Now, we’re not hurting for radios around here. I have two practically identical radios from the CCrane company that receive the broadcast bands (AM and FM) as well as shortwave, aviation, and weather bands. The main difference is that one radio has the ability to isolate single sideband (SSB) broadcasts on shortwave. I keep one in the bedroom for the times when one of the weather apps on my phone alerts me to dangerous weather.
We’ve been lucky so far in that no tornadoes or severe thunderstorms have knocked the power out for several days, but Mary and I realize that it could just be a matter of time before the lights go out for an extended time, and we decided that we needed a radio that could be powered several ways (battery, AC power, using solar power or wound up to keep the radio going), a flashlight, and a way to charge our phones, as well as AM/FM/Weather bands.
I found all of that at Amazon with the CCrane CC Solar Observer radio. At just under $80, it gives us all the things we want.

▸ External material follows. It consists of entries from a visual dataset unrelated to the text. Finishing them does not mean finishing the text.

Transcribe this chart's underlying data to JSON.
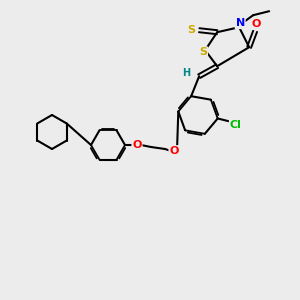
{
  "bg_color": "#ececec",
  "bond_color": "#000000",
  "atom_colors": {
    "O": "#ff0000",
    "N": "#0000ff",
    "S_ring": "#ccaa00",
    "S_thione": "#ccaa00",
    "Cl": "#00bb00",
    "H": "#008888",
    "C": "#000000"
  },
  "figsize": [
    3.0,
    3.0
  ],
  "dpi": 100
}
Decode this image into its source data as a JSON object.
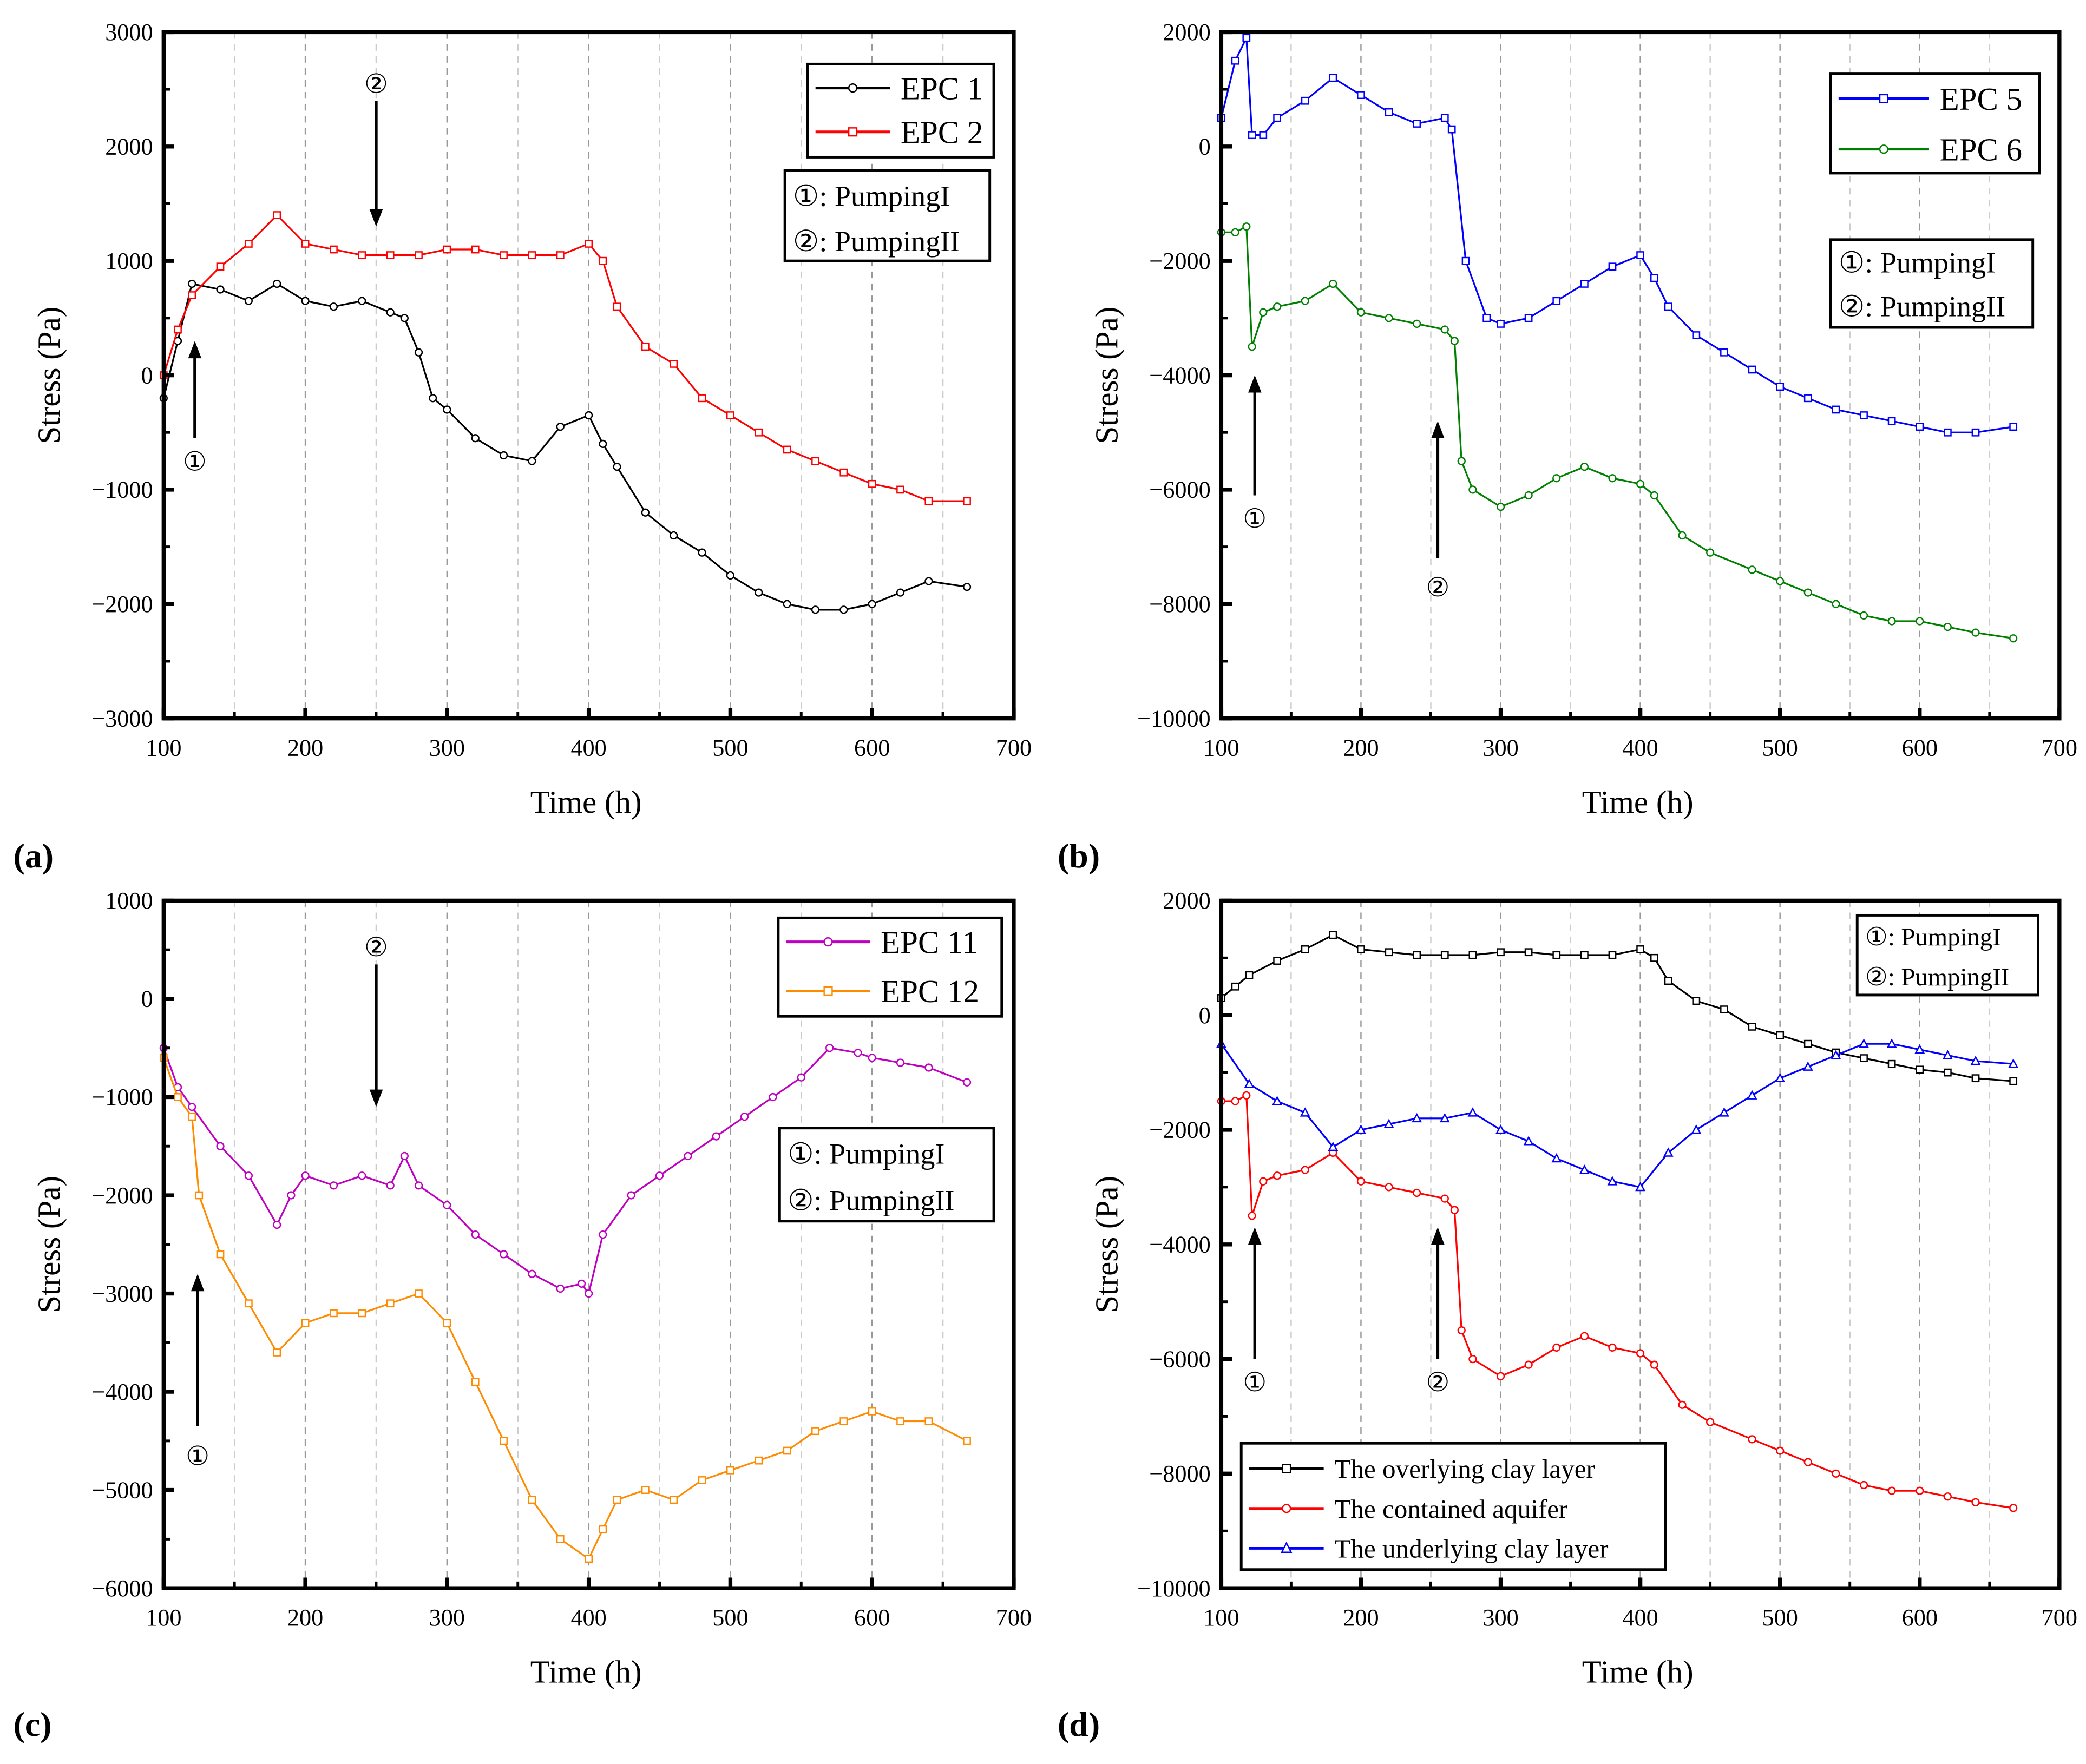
{
  "chart_data": [
    {
      "type": "line",
      "panel_label": "(a)",
      "xlabel": "Time (h)",
      "ylabel": "Stress (Pa)",
      "xlim": [
        100,
        700
      ],
      "ylim": [
        -3000,
        3000
      ],
      "xticks": [
        100,
        200,
        300,
        400,
        500,
        600,
        700
      ],
      "yticks": [
        -3000,
        -2000,
        -1000,
        0,
        1000,
        2000,
        3000
      ],
      "grid": "vertical-dashed",
      "legend_position": "top-right",
      "annotation_legend": [
        "①: PumpingI",
        "②: PumpingII"
      ],
      "annotations": [
        {
          "label": "①",
          "x": 122,
          "arrow_from": -550,
          "arrow_to": 300,
          "label_y": -750,
          "direction": "up"
        },
        {
          "label": "②",
          "x": 250,
          "arrow_from": 2400,
          "arrow_to": 1300,
          "label_y": 2550,
          "direction": "down"
        }
      ],
      "series": [
        {
          "name": "EPC 1",
          "color": "#000000",
          "marker": "circle",
          "x": [
            100,
            110,
            120,
            140,
            160,
            180,
            200,
            220,
            240,
            260,
            270,
            280,
            290,
            300,
            320,
            340,
            360,
            380,
            400,
            410,
            420,
            440,
            460,
            480,
            500,
            520,
            540,
            560,
            580,
            600,
            620,
            640,
            667
          ],
          "y": [
            -200,
            300,
            800,
            750,
            650,
            800,
            650,
            600,
            650,
            550,
            500,
            200,
            -200,
            -300,
            -550,
            -700,
            -750,
            -450,
            -350,
            -600,
            -800,
            -1200,
            -1400,
            -1550,
            -1750,
            -1900,
            -2000,
            -2050,
            -2050,
            -2000,
            -1900,
            -1800,
            -1850
          ]
        },
        {
          "name": "EPC 2",
          "color": "#ff0000",
          "marker": "square",
          "x": [
            100,
            110,
            120,
            140,
            160,
            180,
            200,
            220,
            240,
            260,
            280,
            300,
            320,
            340,
            360,
            380,
            400,
            410,
            420,
            440,
            460,
            480,
            500,
            520,
            540,
            560,
            580,
            600,
            620,
            640,
            667
          ],
          "y": [
            0,
            400,
            700,
            950,
            1150,
            1400,
            1150,
            1100,
            1050,
            1050,
            1050,
            1100,
            1100,
            1050,
            1050,
            1050,
            1150,
            1000,
            600,
            250,
            100,
            -200,
            -350,
            -500,
            -650,
            -750,
            -850,
            -950,
            -1000,
            -1100,
            -1100
          ]
        }
      ]
    },
    {
      "type": "line",
      "panel_label": "(b)",
      "xlabel": "Time (h)",
      "ylabel": "Stress (Pa)",
      "xlim": [
        100,
        700
      ],
      "ylim": [
        -10000,
        2000
      ],
      "xticks": [
        100,
        200,
        300,
        400,
        500,
        600,
        700
      ],
      "yticks": [
        -10000,
        -8000,
        -6000,
        -4000,
        -2000,
        0,
        2000
      ],
      "grid": "vertical-dashed",
      "legend_position": "top-right",
      "annotation_legend": [
        "①: PumpingI",
        "②: PumpingII"
      ],
      "annotations": [
        {
          "label": "①",
          "x": 124,
          "arrow_from": -6100,
          "arrow_to": -4000,
          "label_y": -6500,
          "direction": "up"
        },
        {
          "label": "②",
          "x": 255,
          "arrow_from": -7200,
          "arrow_to": -4800,
          "label_y": -7700,
          "direction": "up"
        }
      ],
      "series": [
        {
          "name": "EPC 5",
          "color": "#0000ff",
          "marker": "square",
          "x": [
            100,
            110,
            118,
            122,
            130,
            140,
            160,
            180,
            200,
            220,
            240,
            260,
            265,
            275,
            290,
            300,
            320,
            340,
            360,
            380,
            400,
            410,
            420,
            440,
            460,
            480,
            500,
            520,
            540,
            560,
            580,
            600,
            620,
            640,
            667
          ],
          "y": [
            500,
            1500,
            1900,
            200,
            200,
            500,
            800,
            1200,
            900,
            600,
            400,
            500,
            300,
            -2000,
            -3000,
            -3100,
            -3000,
            -2700,
            -2400,
            -2100,
            -1900,
            -2300,
            -2800,
            -3300,
            -3600,
            -3900,
            -4200,
            -4400,
            -4600,
            -4700,
            -4800,
            -4900,
            -5000,
            -5000,
            -4900
          ]
        },
        {
          "name": "EPC 6",
          "color": "#008000",
          "marker": "circle",
          "x": [
            100,
            110,
            118,
            122,
            130,
            140,
            160,
            180,
            200,
            220,
            240,
            260,
            267,
            272,
            280,
            300,
            320,
            340,
            360,
            380,
            400,
            410,
            430,
            450,
            480,
            500,
            520,
            540,
            560,
            580,
            600,
            620,
            640,
            667
          ],
          "y": [
            -1500,
            -1500,
            -1400,
            -3500,
            -2900,
            -2800,
            -2700,
            -2400,
            -2900,
            -3000,
            -3100,
            -3200,
            -3400,
            -5500,
            -6000,
            -6300,
            -6100,
            -5800,
            -5600,
            -5800,
            -5900,
            -6100,
            -6800,
            -7100,
            -7400,
            -7600,
            -7800,
            -8000,
            -8200,
            -8300,
            -8300,
            -8400,
            -8500,
            -8600
          ]
        }
      ]
    },
    {
      "type": "line",
      "panel_label": "(c)",
      "xlabel": "Time (h)",
      "ylabel": "Stress (Pa)",
      "xlim": [
        100,
        700
      ],
      "ylim": [
        -6000,
        1000
      ],
      "xticks": [
        100,
        200,
        300,
        400,
        500,
        600,
        700
      ],
      "yticks": [
        -6000,
        -5000,
        -4000,
        -3000,
        -2000,
        -1000,
        0,
        1000
      ],
      "grid": "vertical-dashed",
      "legend_position": "top-right",
      "annotation_legend": [
        "①: PumpingI",
        "②: PumpingII"
      ],
      "annotations": [
        {
          "label": "①",
          "x": 124,
          "arrow_from": -4350,
          "arrow_to": -2800,
          "label_y": -4650,
          "direction": "up"
        },
        {
          "label": "②",
          "x": 250,
          "arrow_from": 350,
          "arrow_to": -1100,
          "label_y": 530,
          "direction": "down"
        }
      ],
      "series": [
        {
          "name": "EPC 11",
          "color": "#c000c0",
          "marker": "circle",
          "x": [
            100,
            110,
            120,
            140,
            160,
            180,
            190,
            200,
            220,
            240,
            260,
            270,
            280,
            300,
            320,
            340,
            360,
            380,
            395,
            400,
            410,
            430,
            450,
            470,
            490,
            510,
            530,
            550,
            570,
            590,
            600,
            620,
            640,
            667
          ],
          "y": [
            -500,
            -900,
            -1100,
            -1500,
            -1800,
            -2300,
            -2000,
            -1800,
            -1900,
            -1800,
            -1900,
            -1600,
            -1900,
            -2100,
            -2400,
            -2600,
            -2800,
            -2950,
            -2900,
            -3000,
            -2400,
            -2000,
            -1800,
            -1600,
            -1400,
            -1200,
            -1000,
            -800,
            -500,
            -550,
            -600,
            -650,
            -700,
            -850
          ]
        },
        {
          "name": "EPC 12",
          "color": "#ff8c00",
          "marker": "square",
          "x": [
            100,
            110,
            120,
            125,
            140,
            160,
            180,
            200,
            220,
            240,
            260,
            280,
            300,
            320,
            340,
            360,
            380,
            400,
            410,
            420,
            440,
            460,
            480,
            500,
            520,
            540,
            560,
            580,
            600,
            620,
            640,
            667
          ],
          "y": [
            -600,
            -1000,
            -1200,
            -2000,
            -2600,
            -3100,
            -3600,
            -3300,
            -3200,
            -3200,
            -3100,
            -3000,
            -3300,
            -3900,
            -4500,
            -5100,
            -5500,
            -5700,
            -5400,
            -5100,
            -5000,
            -5100,
            -4900,
            -4800,
            -4700,
            -4600,
            -4400,
            -4300,
            -4200,
            -4300,
            -4300,
            -4500
          ]
        }
      ]
    },
    {
      "type": "line",
      "panel_label": "(d)",
      "xlabel": "Time (h)",
      "ylabel": "Stress (Pa)",
      "xlim": [
        100,
        700
      ],
      "ylim": [
        -10000,
        2000
      ],
      "xticks": [
        100,
        200,
        300,
        400,
        500,
        600,
        700
      ],
      "yticks": [
        -10000,
        -8000,
        -6000,
        -4000,
        -2000,
        0,
        2000
      ],
      "grid": "vertical-dashed",
      "legend_position": "bottom-left",
      "annotation_legend": [
        "①: PumpingI",
        "②: PumpingII"
      ],
      "annotations": [
        {
          "label": "①",
          "x": 124,
          "arrow_from": -6000,
          "arrow_to": -3700,
          "label_y": -6400,
          "direction": "up"
        },
        {
          "label": "②",
          "x": 255,
          "arrow_from": -6000,
          "arrow_to": -3700,
          "label_y": -6400,
          "direction": "up"
        }
      ],
      "series": [
        {
          "name": "The overlying clay layer",
          "color": "#000000",
          "marker": "square",
          "x": [
            100,
            110,
            120,
            140,
            160,
            180,
            200,
            220,
            240,
            260,
            280,
            300,
            320,
            340,
            360,
            380,
            400,
            410,
            420,
            440,
            460,
            480,
            500,
            520,
            540,
            560,
            580,
            600,
            620,
            640,
            667
          ],
          "y": [
            300,
            500,
            700,
            950,
            1150,
            1400,
            1150,
            1100,
            1050,
            1050,
            1050,
            1100,
            1100,
            1050,
            1050,
            1050,
            1150,
            1000,
            600,
            250,
            100,
            -200,
            -350,
            -500,
            -650,
            -750,
            -850,
            -950,
            -1000,
            -1100,
            -1150
          ]
        },
        {
          "name": "The contained aquifer",
          "color": "#ff0000",
          "marker": "circle",
          "x": [
            100,
            110,
            118,
            122,
            130,
            140,
            160,
            180,
            200,
            220,
            240,
            260,
            267,
            272,
            280,
            300,
            320,
            340,
            360,
            380,
            400,
            410,
            430,
            450,
            480,
            500,
            520,
            540,
            560,
            580,
            600,
            620,
            640,
            667
          ],
          "y": [
            -1500,
            -1500,
            -1400,
            -3500,
            -2900,
            -2800,
            -2700,
            -2400,
            -2900,
            -3000,
            -3100,
            -3200,
            -3400,
            -5500,
            -6000,
            -6300,
            -6100,
            -5800,
            -5600,
            -5800,
            -5900,
            -6100,
            -6800,
            -7100,
            -7400,
            -7600,
            -7800,
            -8000,
            -8200,
            -8300,
            -8300,
            -8400,
            -8500,
            -8600
          ]
        },
        {
          "name": "The underlying clay layer",
          "color": "#0000ff",
          "marker": "triangle",
          "x": [
            100,
            120,
            140,
            160,
            180,
            200,
            220,
            240,
            260,
            280,
            300,
            320,
            340,
            360,
            380,
            400,
            420,
            440,
            460,
            480,
            500,
            520,
            540,
            560,
            580,
            600,
            620,
            640,
            667
          ],
          "y": [
            -500,
            -1200,
            -1500,
            -1700,
            -2300,
            -2000,
            -1900,
            -1800,
            -1800,
            -1700,
            -2000,
            -2200,
            -2500,
            -2700,
            -2900,
            -3000,
            -2400,
            -2000,
            -1700,
            -1400,
            -1100,
            -900,
            -700,
            -500,
            -500,
            -600,
            -700,
            -800,
            -850
          ]
        }
      ]
    }
  ]
}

The main source of power is the rechargable battery pack, which when fully charged gives enough power for almost 20 hours. It can be recharged using the AC adapter, the hand crank, or the solar panel, depending on your situation. You can also power it with 3 AA batteries (which we always keep in stock here).
There is an analog tuner for AM and FM and a dial for selecting which NOAA radio station carries your local weather. The analog tuner is a bit of a pain especially after you’ve gotten used to digital tuners, but it does the job, and we don’t use the tuner that often. There’s an internal antenna for AM radio and a whip antenna for FM and weather radio.
There’s a very bright LED flashlight, a headphone jack, and a jack for a USB adapter. Why they didn’t just build a USB port into the radio is hard to understand, but the USB adapter does its job.
I like it: there are things I would have liked to have seen (a digital tuner, alarm for alerts, and a USB port rather than the adapter), but it’s a good radio and does the job. 4.5 out of 5 stars.